I remember the first time I saw Soundcloud, the website that lets you share and listen to audio. It looked great, worked really well and felt right. But I couldn’t help staring at the scratchy, squiggly lines that represented tracks and thinking ‘is putting the waveform at the center of things really sensible?’.
This technique seemed really nerdy. And to me — as somebody who has spent his fair share of time inside audio editing programs — it just felt as if the waveform was too far from ordinary people’s experiences of sound. I thought it would just make the site look more technical than it needed to be, and could hamper Soundcloud’s chance of success.
Turns out that I was wrong.
The site is now doing really well. It’s one of Berlin’s top startups, and we listed it as one to watch in our GigaOM Euro 20. Just last month it announced that it had more than 8 million users, and recently I even heard somebody talking on BBC radio about how much they loved it. And here’s the thing: it’s success isn’t despite the waveform but — at least in part — because of it.
To me, the waveform meant “work”, but to millions of other people it means “play”.
But I think there’s something else going on here besides me just misreading it. It seems to me that Soundcloud’s approach is — consciously or not — part of a broader shift: one that takes us towards services exposing the guts of what they do in ways that would have seemed impossibly geeky just a few years ago.
Look at something like Wikipedia, which makes its DNA readable and is now an indisputable part of the cultural landscape. Or Twitter, which really thrives on exposing connections between people — making the way we are connected very clear through layers of information, or shorthand like “@” or “RT”. Or what about when you are inside iMovie and editing a piece of footage and you scrub backwards and forwards through the clip.
These services all make hay, in one way or another, by wearing their structures on the outside: they wear data exoskeletons.
This isn’t just about layers of complication. True enough, it is amazing how people who are otherwise technically illiterate seem to keep on top of Facebook Facebook’s increasingly byzantine, constantly changing systems — but that’s not what I mean.
I’m talking about a different way of looking at things, of feeling the web. Perhaps it is a move towards what James Bridle calls the new aesthetic. Bridle, who thinks mostly about publishing, uses the term to talk specifically about a new way of looking at the future — but I think it holds true for what I’m talking about too.
Here’s how he explains it:
What I mean is that we’ve got frustrated with the NASA extropianism space-future, the failure of jetpacks, and we need to see the technologies we actually have with a new wonder.
Sometimes simply being able to see something allows us to wonder at it. Sometimes, as with Twitter, it’s about making the connective tissue — in their case messages and conversations — a living part of the service. Sometimes, as with Soundcloud, it’s the idea of having a visual or physical representation of a previously invisible concept.

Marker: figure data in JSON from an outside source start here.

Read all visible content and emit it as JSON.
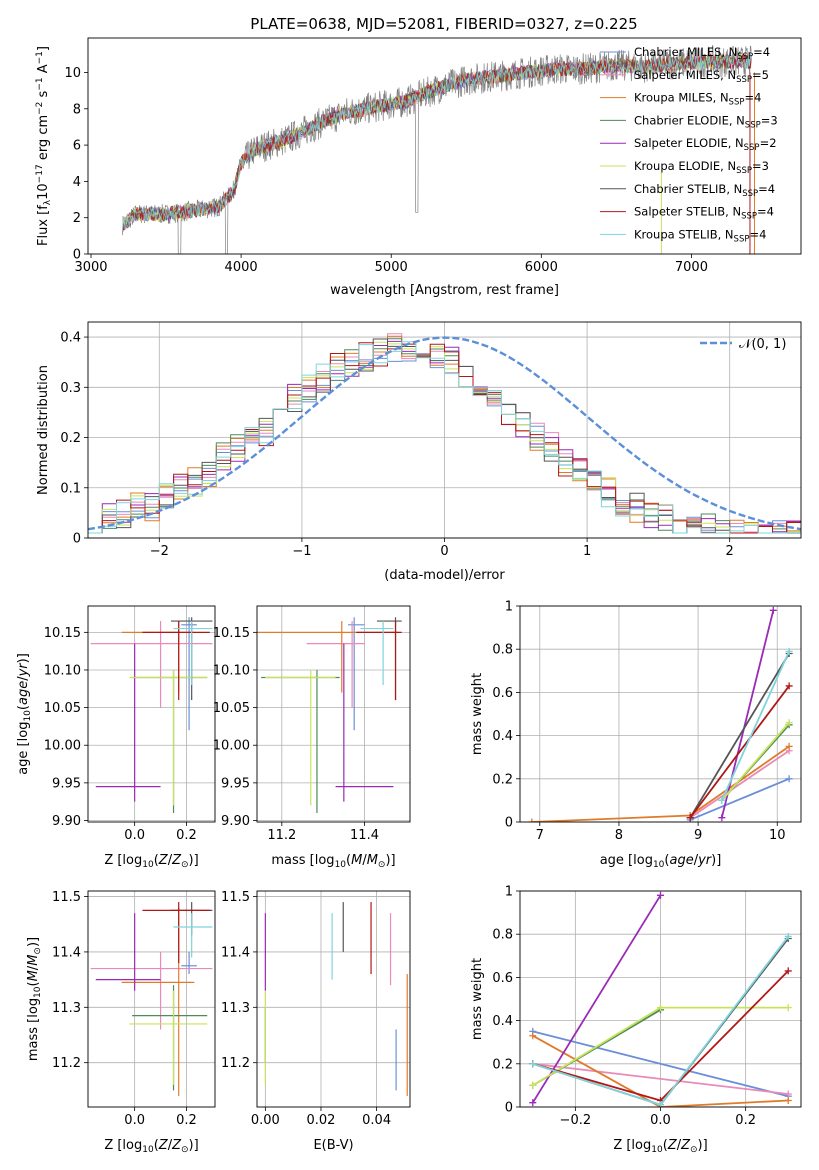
{
  "title": "PLATE=0638, MJD=52081, FIBERID=0327, z=0.225",
  "colors": {
    "Chabrier MILES": "#6a8fd8",
    "Salpeter MILES": "#e98ab8",
    "Kroupa MILES": "#e07b2a",
    "Chabrier ELODIE": "#4e8a5a",
    "Salpeter ELODIE": "#9a2ab8",
    "Kroupa ELODIE": "#c8e35a",
    "Chabrier STELIB": "#555555",
    "Salpeter STELIB": "#b01818",
    "Kroupa STELIB": "#7fd4dc",
    "data": "#808080",
    "normal": "#5b8fd8"
  },
  "chart_data": [
    {
      "id": "spectrum",
      "type": "line",
      "xlabel": "wavelength [Angstrom, rest frame]",
      "ylabel": "Flux [f_λ10^-17 erg cm^-2 s^-1 A^-1]",
      "xlim": [
        2980,
        7730
      ],
      "ylim": [
        0,
        11.9
      ],
      "xticks": [
        3000,
        4000,
        5000,
        6000,
        7000
      ],
      "yticks": [
        0,
        2,
        4,
        6,
        8,
        10
      ],
      "grid": false,
      "legend_position": "top-right",
      "legend": [
        {
          "name": "Chabrier MILES, N_SSP=4"
        },
        {
          "name": "Salpeter MILES, N_SSP=5"
        },
        {
          "name": "Kroupa MILES, N_SSP=4"
        },
        {
          "name": "Chabrier ELODIE, N_SSP=3"
        },
        {
          "name": "Salpeter ELODIE, N_SSP=2"
        },
        {
          "name": "Kroupa ELODIE, N_SSP=3"
        },
        {
          "name": "Chabrier STELIB, N_SSP=4"
        },
        {
          "name": "Salpeter STELIB, N_SSP=4"
        },
        {
          "name": "Kroupa STELIB, N_SSP=4"
        }
      ],
      "continuum": {
        "x": [
          3210,
          3300,
          3500,
          3700,
          3850,
          3950,
          4000,
          4100,
          4300,
          4500,
          4700,
          4900,
          5100,
          5300,
          5500,
          5700,
          5900,
          6100,
          6300,
          6500,
          6700,
          6900,
          7100,
          7300,
          7400
        ],
        "y": [
          1.6,
          2.2,
          2.2,
          2.4,
          2.6,
          3.5,
          5.0,
          5.8,
          6.3,
          7.1,
          7.8,
          8.1,
          8.4,
          9.1,
          9.6,
          9.8,
          10.0,
          10.2,
          10.2,
          10.4,
          10.3,
          10.5,
          10.6,
          10.6,
          10.6
        ]
      }
    },
    {
      "id": "residuals",
      "type": "bar",
      "xlabel": "(data-model)/error",
      "ylabel": "Normed distribution",
      "xlim": [
        -2.5,
        2.5
      ],
      "ylim": [
        0,
        0.43
      ],
      "xticks": [
        -2,
        -1,
        0,
        1,
        2
      ],
      "yticks": [
        0.0,
        0.1,
        0.2,
        0.3,
        0.4
      ],
      "grid": true,
      "legend_position": "top-right",
      "legend": [
        {
          "name": "𝒩(0, 1)"
        }
      ],
      "bin_width": 0.1,
      "series_values": [
        0.03,
        0.04,
        0.05,
        0.06,
        0.06,
        0.08,
        0.1,
        0.11,
        0.13,
        0.16,
        0.18,
        0.19,
        0.21,
        0.24,
        0.28,
        0.3,
        0.32,
        0.34,
        0.35,
        0.36,
        0.37,
        0.38,
        0.38,
        0.37,
        0.36,
        0.35,
        0.33,
        0.31,
        0.28,
        0.25,
        0.23,
        0.2,
        0.18,
        0.15,
        0.13,
        0.11,
        0.09,
        0.07,
        0.06,
        0.05,
        0.04,
        0.03,
        0.02,
        0.02,
        0.01,
        0.01,
        0.01,
        0.01,
        0.01,
        0.01
      ]
    },
    {
      "id": "age-vs-Z",
      "type": "scatter",
      "xlabel": "Z [log10(Z/Z☉)]",
      "ylabel": "age [log10(age/yr)]",
      "xlim": [
        -0.18,
        0.31
      ],
      "ylim": [
        9.898,
        10.185
      ],
      "xticks": [
        0.0,
        0.2
      ],
      "xticklabels": [
        "0.0",
        "0.2"
      ],
      "yticks": [
        9.9,
        9.95,
        10.0,
        10.05,
        10.1,
        10.15
      ],
      "yticklabels": [
        "9.90",
        "9.95",
        "10.00",
        "10.05",
        "10.10",
        "10.15"
      ],
      "grid": true
    },
    {
      "id": "age-vs-mass",
      "type": "scatter",
      "xlabel": "mass [log10(M/M☉)]",
      "ylabel": "",
      "xlim": [
        11.14,
        11.51
      ],
      "ylim": [
        9.898,
        10.185
      ],
      "xticks": [
        11.2,
        11.4
      ],
      "xticklabels": [
        "11.2",
        "11.4"
      ],
      "yticks": [
        9.9,
        9.95,
        10.0,
        10.05,
        10.1,
        10.15
      ],
      "yticklabels": [
        "9.90",
        "9.95",
        "10.00",
        "10.05",
        "10.10",
        "10.15"
      ],
      "grid": true
    },
    {
      "id": "massweight-vs-age",
      "type": "line",
      "xlabel": "age [log10(age/yr)]",
      "ylabel": "mass weight",
      "xlim": [
        6.75,
        10.3
      ],
      "ylim": [
        0,
        1.0
      ],
      "xticks": [
        7,
        8,
        9,
        10
      ],
      "yticks": [
        0.0,
        0.2,
        0.4,
        0.6,
        0.8,
        1.0
      ],
      "grid": true
    },
    {
      "id": "mass-vs-Z",
      "type": "scatter",
      "xlabel": "Z [log10(Z/Z☉)]",
      "ylabel": "mass [log10(M/M☉)]",
      "xlim": [
        -0.18,
        0.31
      ],
      "ylim": [
        11.12,
        11.51
      ],
      "xticks": [
        0.0,
        0.2
      ],
      "xticklabels": [
        "0.0",
        "0.2"
      ],
      "yticks": [
        11.2,
        11.3,
        11.4,
        11.5
      ],
      "yticklabels": [
        "11.2",
        "11.3",
        "11.4",
        "11.5"
      ],
      "grid": true
    },
    {
      "id": "mass-vs-EBV",
      "type": "scatter",
      "xlabel": "E(B-V)",
      "ylabel": "",
      "xlim": [
        -0.003,
        0.052
      ],
      "ylim": [
        11.12,
        11.51
      ],
      "xticks": [
        0.0,
        0.02,
        0.04
      ],
      "xticklabels": [
        "0.00",
        "0.02",
        "0.04"
      ],
      "yticks": [
        11.2,
        11.3,
        11.4,
        11.5
      ],
      "yticklabels": [
        "11.2",
        "11.3",
        "11.4",
        "11.5"
      ],
      "grid": true
    },
    {
      "id": "massweight-vs-Z",
      "type": "line",
      "xlabel": "Z [log10(Z/Z☉)]",
      "ylabel": "mass weight",
      "xlim": [
        -0.33,
        0.33
      ],
      "ylim": [
        0,
        1.0
      ],
      "xticks": [
        -0.2,
        0.0,
        0.2
      ],
      "xticklabels": [
        "−0.2",
        "0.0",
        "0.2"
      ],
      "yticks": [
        0.0,
        0.2,
        0.4,
        0.6,
        0.8,
        1.0
      ],
      "grid": true
    }
  ],
  "models": [
    {
      "name": "Chabrier MILES",
      "color": "#6a8fd8",
      "age": [
        10.16,
        10.02,
        10.17
      ],
      "Z": [
        0.21,
        0.18,
        0.24
      ],
      "mass": [
        11.375,
        11.36,
        11.4
      ],
      "ebv": [
        0.047,
        11.15,
        11.26
      ],
      "w_age": [
        [
          8.9,
          0.01
        ],
        [
          10.15,
          0.2
        ]
      ],
      "w_Z": [
        [
          -0.3,
          0.35
        ],
        [
          0.3,
          0.05
        ]
      ]
    },
    {
      "name": "Salpeter MILES",
      "color": "#e98ab8",
      "age": [
        10.135,
        10.05,
        10.165
      ],
      "Z": [
        0.1,
        -0.17,
        0.3
      ],
      "mass": [
        11.37,
        11.26,
        11.4
      ],
      "ebv": [
        0.045,
        11.34,
        11.47
      ],
      "w_age": [
        [
          8.9,
          0.02
        ],
        [
          10.15,
          0.33
        ]
      ],
      "w_Z": [
        [
          -0.3,
          0.2
        ],
        [
          0.3,
          0.06
        ]
      ]
    },
    {
      "name": "Kroupa MILES",
      "color": "#e07b2a",
      "age": [
        10.15,
        10.07,
        10.165
      ],
      "Z": [
        0.17,
        -0.05,
        0.23
      ],
      "mass": [
        11.345,
        11.14,
        11.48
      ],
      "ebv": [
        0.051,
        11.14,
        11.36
      ],
      "w_age": [
        [
          6.9,
          0.0
        ],
        [
          8.9,
          0.03
        ],
        [
          10.15,
          0.35
        ]
      ],
      "w_Z": [
        [
          -0.3,
          0.33
        ],
        [
          0.0,
          0.0
        ],
        [
          0.3,
          0.03
        ]
      ]
    },
    {
      "name": "Chabrier ELODIE",
      "color": "#4e8a5a",
      "age": [
        10.09,
        9.91,
        10.1
      ],
      "Z": [
        0.15,
        -0.01,
        0.28
      ],
      "mass": [
        11.285,
        11.15,
        11.34
      ],
      "ebv": [
        0.0,
        11.2,
        11.3
      ],
      "w_age": [
        [
          9.3,
          0.1
        ],
        [
          10.15,
          0.45
        ]
      ],
      "w_Z": [
        [
          -0.3,
          0.1
        ],
        [
          0.0,
          0.45
        ]
      ]
    },
    {
      "name": "Salpeter ELODIE",
      "color": "#9a2ab8",
      "age": [
        9.945,
        9.925,
        10.135
      ],
      "Z": [
        0.0,
        -0.15,
        0.1
      ],
      "mass": [
        11.35,
        11.33,
        11.47
      ],
      "ebv": [
        0.0,
        11.33,
        11.47
      ],
      "w_age": [
        [
          9.3,
          0.02
        ],
        [
          9.95,
          0.98
        ]
      ],
      "w_Z": [
        [
          -0.3,
          0.02
        ],
        [
          0.0,
          0.98
        ]
      ]
    },
    {
      "name": "Kroupa ELODIE",
      "color": "#c8e35a",
      "age": [
        10.09,
        9.92,
        10.1
      ],
      "Z": [
        0.15,
        -0.02,
        0.28
      ],
      "mass": [
        11.27,
        11.16,
        11.33
      ],
      "ebv": [
        0.0,
        11.16,
        11.33
      ],
      "w_age": [
        [
          9.3,
          0.1
        ],
        [
          10.15,
          0.46
        ]
      ],
      "w_Z": [
        [
          -0.3,
          0.1
        ],
        [
          0.0,
          0.46
        ],
        [
          0.3,
          0.46
        ]
      ]
    },
    {
      "name": "Chabrier STELIB",
      "color": "#555555",
      "age": [
        10.165,
        10.06,
        10.17
      ],
      "Z": [
        0.22,
        0.14,
        0.3
      ],
      "mass": [
        11.475,
        11.43,
        11.49
      ],
      "ebv": [
        0.028,
        11.4,
        11.49
      ],
      "w_age": [
        [
          8.9,
          0.02
        ],
        [
          10.15,
          0.78
        ]
      ],
      "w_Z": [
        [
          -0.3,
          0.2
        ],
        [
          0.0,
          0.01
        ],
        [
          0.3,
          0.78
        ]
      ]
    },
    {
      "name": "Salpeter STELIB",
      "color": "#b01818",
      "age": [
        10.15,
        10.06,
        10.165
      ],
      "Z": [
        0.17,
        0.03,
        0.29
      ],
      "mass": [
        11.475,
        11.38,
        11.49
      ],
      "ebv": [
        0.038,
        11.36,
        11.49
      ],
      "w_age": [
        [
          8.9,
          0.02
        ],
        [
          10.15,
          0.63
        ]
      ],
      "w_Z": [
        [
          -0.3,
          0.2
        ],
        [
          0.0,
          0.03
        ],
        [
          0.3,
          0.63
        ]
      ]
    },
    {
      "name": "Kroupa STELIB",
      "color": "#7fd4dc",
      "age": [
        10.155,
        10.08,
        10.165
      ],
      "Z": [
        0.22,
        0.15,
        0.3
      ],
      "mass": [
        11.445,
        11.39,
        11.47
      ],
      "ebv": [
        0.024,
        11.35,
        11.47
      ],
      "w_age": [
        [
          9.3,
          0.1
        ],
        [
          10.15,
          0.79
        ]
      ],
      "w_Z": [
        [
          -0.3,
          0.2
        ],
        [
          0.0,
          0.01
        ],
        [
          0.3,
          0.79
        ]
      ]
    }
  ]
}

This isn’t always new. The truth is that we’ve often had physical representations of sound — a piece of vinyl, a tape, a CD — and it’s only in the last few years, with the move to non-physical formats that we’ve lost the conception of what music looks like. But Soundcloud’s adoption of the waveform is perhaps the purest we’ve seen. It’s not just a package: you feel like this is what music would actually look like (in a way, it is).
Is the data exoskeleton a brutal industrial statement? Is it the equivalent to architecture’s structural impressionism, like Richard Rogers’ Lloyd’s building, or the Pompidou Centre? Or is it gentle reminder that the service is based on something real, like having a room with exposed brickwork that simply shows the craft that went into production?
And should web services do more to show you that you aren’t just trading in strings of intangible data, but in thoughts, in ideas, in effort?
I wonder if we’ll see more services like this emerge, and whether it’s possible that websites that can use this idea carefully will have an advantage over others.